Posted on:1990-05-06Degree:Ph.DType:Dissertation
University:Brown UniversityCandidate:Taylor, Elizabeth SaveryFull Text:PDF
GTID:1475390017453086Subject:Literature
Abstract/Summary:
Even though in his best work Sherwood Anderson took up and make his own many of the most resonant elements of the works of the nineteenth-century greats, it is what he added to that legacy which has mattered most to the writers who have read him and have learned from him. For them, he gave quintessential definition to one major form of American character, familiar but then unclarified, the grotesque. He took the story cycle and made it into a new form for the novel. Within each story he created greater psychological realism by structuring his narratives around fragments of impressions, employing ambiguous endings, laying down plotlines that rambled forward and backward in time.

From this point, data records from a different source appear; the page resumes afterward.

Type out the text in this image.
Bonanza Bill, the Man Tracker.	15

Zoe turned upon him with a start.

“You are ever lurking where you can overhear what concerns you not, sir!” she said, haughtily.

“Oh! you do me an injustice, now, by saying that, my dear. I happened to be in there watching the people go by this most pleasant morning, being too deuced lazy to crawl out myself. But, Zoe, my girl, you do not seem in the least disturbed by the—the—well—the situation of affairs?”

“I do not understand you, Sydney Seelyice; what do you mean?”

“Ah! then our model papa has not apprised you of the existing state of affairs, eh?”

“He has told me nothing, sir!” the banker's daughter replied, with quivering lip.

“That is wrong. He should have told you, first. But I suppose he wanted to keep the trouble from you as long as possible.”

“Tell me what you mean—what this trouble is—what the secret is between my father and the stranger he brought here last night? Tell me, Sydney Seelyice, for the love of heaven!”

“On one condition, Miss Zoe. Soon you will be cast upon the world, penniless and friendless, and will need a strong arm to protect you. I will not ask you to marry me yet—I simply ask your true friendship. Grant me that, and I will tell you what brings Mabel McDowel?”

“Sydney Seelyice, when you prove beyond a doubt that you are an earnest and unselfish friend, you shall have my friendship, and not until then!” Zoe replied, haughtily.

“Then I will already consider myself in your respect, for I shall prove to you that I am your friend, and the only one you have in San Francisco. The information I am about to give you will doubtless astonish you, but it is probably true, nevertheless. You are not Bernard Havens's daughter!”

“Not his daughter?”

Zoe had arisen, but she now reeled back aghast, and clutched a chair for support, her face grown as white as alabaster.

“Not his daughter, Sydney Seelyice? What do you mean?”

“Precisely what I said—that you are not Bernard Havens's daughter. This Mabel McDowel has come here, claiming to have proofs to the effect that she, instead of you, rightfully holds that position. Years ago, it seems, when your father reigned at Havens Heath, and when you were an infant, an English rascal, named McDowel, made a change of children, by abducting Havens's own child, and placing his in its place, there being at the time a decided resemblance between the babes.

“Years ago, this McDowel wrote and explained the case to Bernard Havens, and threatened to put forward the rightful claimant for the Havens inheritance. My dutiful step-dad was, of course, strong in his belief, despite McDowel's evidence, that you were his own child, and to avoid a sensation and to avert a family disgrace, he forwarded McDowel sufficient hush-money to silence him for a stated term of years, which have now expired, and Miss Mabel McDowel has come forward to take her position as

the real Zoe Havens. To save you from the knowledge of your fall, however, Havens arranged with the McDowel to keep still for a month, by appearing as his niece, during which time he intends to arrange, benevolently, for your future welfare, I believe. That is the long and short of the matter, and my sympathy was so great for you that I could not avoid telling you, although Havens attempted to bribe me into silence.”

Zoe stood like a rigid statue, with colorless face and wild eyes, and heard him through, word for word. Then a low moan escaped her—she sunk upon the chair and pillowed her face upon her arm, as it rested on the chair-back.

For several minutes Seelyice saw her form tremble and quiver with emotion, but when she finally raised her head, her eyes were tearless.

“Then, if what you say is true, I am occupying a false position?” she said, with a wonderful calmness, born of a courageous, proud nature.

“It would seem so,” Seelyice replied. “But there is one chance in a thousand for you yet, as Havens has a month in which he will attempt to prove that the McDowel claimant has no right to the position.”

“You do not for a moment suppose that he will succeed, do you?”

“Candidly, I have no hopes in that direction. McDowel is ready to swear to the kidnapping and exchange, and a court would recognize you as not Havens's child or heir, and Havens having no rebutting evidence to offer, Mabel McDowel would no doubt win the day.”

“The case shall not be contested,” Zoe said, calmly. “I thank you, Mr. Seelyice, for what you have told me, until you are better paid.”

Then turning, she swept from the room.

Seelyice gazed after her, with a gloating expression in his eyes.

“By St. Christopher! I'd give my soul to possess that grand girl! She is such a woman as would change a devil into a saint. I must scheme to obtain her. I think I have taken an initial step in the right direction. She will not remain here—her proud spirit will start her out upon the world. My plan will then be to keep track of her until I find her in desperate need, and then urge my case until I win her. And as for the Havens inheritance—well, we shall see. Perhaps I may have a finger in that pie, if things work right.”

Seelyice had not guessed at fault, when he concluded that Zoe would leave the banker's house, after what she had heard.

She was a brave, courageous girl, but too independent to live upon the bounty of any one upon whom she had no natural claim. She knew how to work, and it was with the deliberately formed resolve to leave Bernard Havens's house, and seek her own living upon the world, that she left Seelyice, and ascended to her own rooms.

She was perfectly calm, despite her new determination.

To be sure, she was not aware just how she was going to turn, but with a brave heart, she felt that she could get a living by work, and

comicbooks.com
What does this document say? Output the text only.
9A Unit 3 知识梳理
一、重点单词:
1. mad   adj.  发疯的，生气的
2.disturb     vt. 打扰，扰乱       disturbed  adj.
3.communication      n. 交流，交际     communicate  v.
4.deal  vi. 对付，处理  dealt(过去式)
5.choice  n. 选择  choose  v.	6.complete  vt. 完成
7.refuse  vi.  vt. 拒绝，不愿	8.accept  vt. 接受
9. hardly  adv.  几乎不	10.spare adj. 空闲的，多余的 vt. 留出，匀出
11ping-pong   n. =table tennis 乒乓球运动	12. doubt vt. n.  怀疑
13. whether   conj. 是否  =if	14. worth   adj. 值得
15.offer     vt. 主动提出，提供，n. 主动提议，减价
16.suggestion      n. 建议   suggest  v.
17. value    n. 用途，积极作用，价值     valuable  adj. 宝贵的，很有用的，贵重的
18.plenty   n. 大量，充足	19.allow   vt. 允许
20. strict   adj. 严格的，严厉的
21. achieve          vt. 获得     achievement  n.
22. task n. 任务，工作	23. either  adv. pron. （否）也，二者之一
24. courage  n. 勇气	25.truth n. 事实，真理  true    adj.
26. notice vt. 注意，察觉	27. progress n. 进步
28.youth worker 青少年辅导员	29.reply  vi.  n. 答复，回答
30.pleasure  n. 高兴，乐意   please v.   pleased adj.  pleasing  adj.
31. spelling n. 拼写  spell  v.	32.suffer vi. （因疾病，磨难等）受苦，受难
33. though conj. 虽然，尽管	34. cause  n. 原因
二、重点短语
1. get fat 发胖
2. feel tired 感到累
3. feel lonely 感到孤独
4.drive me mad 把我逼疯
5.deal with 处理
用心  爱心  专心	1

He also created the modern American style of poetic realism, a style distinguished by colloquial idioms, repeated phrases, the use of ordinary objects, a natural lyricism, all voiced by a particularly observant, compassionate person on the street.; Hemingway and Faulkner have been credited with salient traits of the twentieth century American story that actually came to them by way of Anderson. Scholars have mentioned the Anderson legacy in passing, citing as his beneficiaries at least twenty-five well-known authors. But except in comparisons of Winesburg, Ohio with Hemingway's In Our Time, nowhere has it been shown how the influence of Anderson reverberates through American stories right into the 1980s.; This dissertation describes two main streams of influence that emanate from Anderson. One goes through Hemingway to Raymond Carver, and defines the predominant literary style of the twentieth century American short story. That style is characterized by a journal-genuine voice employing simple syntax, direct exposition, conversational speech, and lyricism based in controlled emotional urgency. The second stream runs through Faulkner, Nathanael West, and Flannery O'Connor, on to Carver again, and defines the predominant mode of characterization in the twentieth-century American short story. It discovers the grotesque in everyday life, favors a mythic sense of events, betrays a preoccupation with formalized religion as oppressive, and offers a dark view of human experience based on a profound reverence for life.